Nonetheless, Tuffy pointed out the US and European investor demographics were quite different, and this needed to be taken into consideration. Whereas buyers of ETFs in the US are overwhelmingly retail investors, in Europe they tend to be more institutional. “It is critical that ETF managers get their distribution models right in Europe,” he commented.
In terms of domiciliation, Tuffy said the bulk of managers are going with what they know already, and are listing in traditional fund hubs such as Luxembourg and Ireland. Both jurisdictions, he said, account for around 80% of all EU ETF listings. Of that percentage, Ireland is home to approximately 58% of the ETFs, continued Tuffy.
However, Danielle Reischuk, senior ETFs and ETPs sales manager, Securities and Exchanges at SIX, said Switzerland is also an appealing listing destination. She highlighted Switzerland has seen a strong upswing in ETF listings by issuers located in the UK, Germany, France and elsewhere.
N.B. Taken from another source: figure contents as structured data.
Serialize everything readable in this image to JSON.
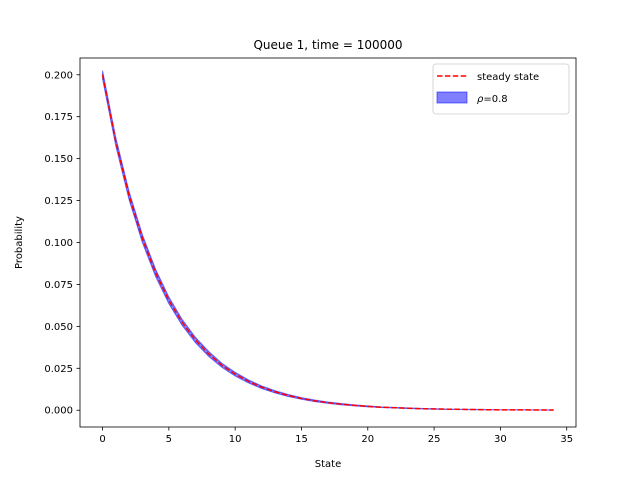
{
  "chart_data": {
    "type": "area",
    "title": "Queue 1, time = 100000",
    "xlabel": "State",
    "ylabel": "Probability",
    "xlim": [
      -1.7,
      35.7
    ],
    "ylim": [
      -0.01,
      0.21
    ],
    "xticks": [
      0,
      5,
      10,
      15,
      20,
      25,
      30,
      35
    ],
    "yticks": [
      0.0,
      0.025,
      0.05,
      0.075,
      0.1,
      0.125,
      0.15,
      0.175,
      0.2
    ],
    "ytick_labels": [
      "0.000",
      "0.025",
      "0.050",
      "0.075",
      "0.100",
      "0.125",
      "0.150",
      "0.175",
      "0.200"
    ],
    "legend_position": "top-right",
    "series": [
      {
        "name": "steady state",
        "style": "dashed-line",
        "color": "#ff0000",
        "x": [
          0,
          1,
          2,
          3,
          4,
          5,
          6,
          7,
          8,
          9,
          10,
          11,
          12,
          13,
          14,
          15,
          16,
          17,
          18,
          19,
          20,
          21,
          22,
          23,
          24,
          25,
          26,
          27,
          28,
          29,
          30,
          31,
          32,
          33,
          34
        ],
        "values": [
          0.2,
          0.16,
          0.128,
          0.1024,
          0.0819,
          0.0655,
          0.0524,
          0.0419,
          0.0336,
          0.0268,
          0.0215,
          0.0172,
          0.0137,
          0.011,
          0.0088,
          0.007,
          0.0056,
          0.0045,
          0.0036,
          0.0029,
          0.0023,
          0.0018,
          0.0015,
          0.0012,
          0.0009,
          0.0008,
          0.0006,
          0.0005,
          0.0004,
          0.0003,
          0.0002,
          0.0002,
          0.0002,
          0.0001,
          0.0001
        ]
      },
      {
        "name": "ρ=0.8",
        "label_parts": [
          "ρ",
          "=0.8"
        ],
        "style": "band",
        "color": "#0000ff",
        "alpha": 0.5,
        "x": [
          0,
          1,
          2,
          3,
          4,
          5,
          6,
          7,
          8,
          9,
          10,
          11,
          12,
          13,
          14,
          15,
          16,
          17,
          18,
          19,
          20,
          21,
          22,
          23,
          24,
          25,
          26,
          27,
          28,
          29,
          30,
          31,
          32,
          33,
          34
        ],
        "lower": [
          0.1975,
          0.1575,
          0.1255,
          0.1,
          0.0797,
          0.0635,
          0.0506,
          0.0403,
          0.0321,
          0.0256,
          0.0204,
          0.0163,
          0.0129,
          0.0103,
          0.0082,
          0.0065,
          0.0051,
          0.0041,
          0.0032,
          0.0026,
          0.002,
          0.0016,
          0.0013,
          0.001,
          0.0008,
          0.0006,
          0.0005,
          0.0004,
          0.0003,
          0.0002,
          0.0002,
          0.0001,
          0.0001,
          0.0001,
          0.0
        ],
        "upper": [
          0.2025,
          0.1625,
          0.1305,
          0.1048,
          0.0841,
          0.0675,
          0.0542,
          0.0435,
          0.0351,
          0.028,
          0.0226,
          0.0181,
          0.0145,
          0.0117,
          0.0094,
          0.0075,
          0.0061,
          0.0049,
          0.004,
          0.0032,
          0.0026,
          0.002,
          0.0017,
          0.0014,
          0.0011,
          0.0009,
          0.0007,
          0.0006,
          0.0005,
          0.0004,
          0.0003,
          0.0003,
          0.0003,
          0.0002,
          0.0002
        ]
      }
    ]
  }
}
As a result, SIX is increasingly emerging as something of a powerhouse for ETF listings due to its excellent international reputation and links to Europe.
The B word
Nonetheless, the ETF market in Europe is facing some challenges, not least around Brexit.
"The growth of ETFs has been quite fortuitous, as their impressive performance has been come off the back of one of the longest equity bull runs in history."
Kelliher said the UK FCA had a temporary permissions regime (TPR) in place in what should enable EU-domiciled ETFs to continue passporting into the UK without impediment for three years. What happens once the TPR expires is less known.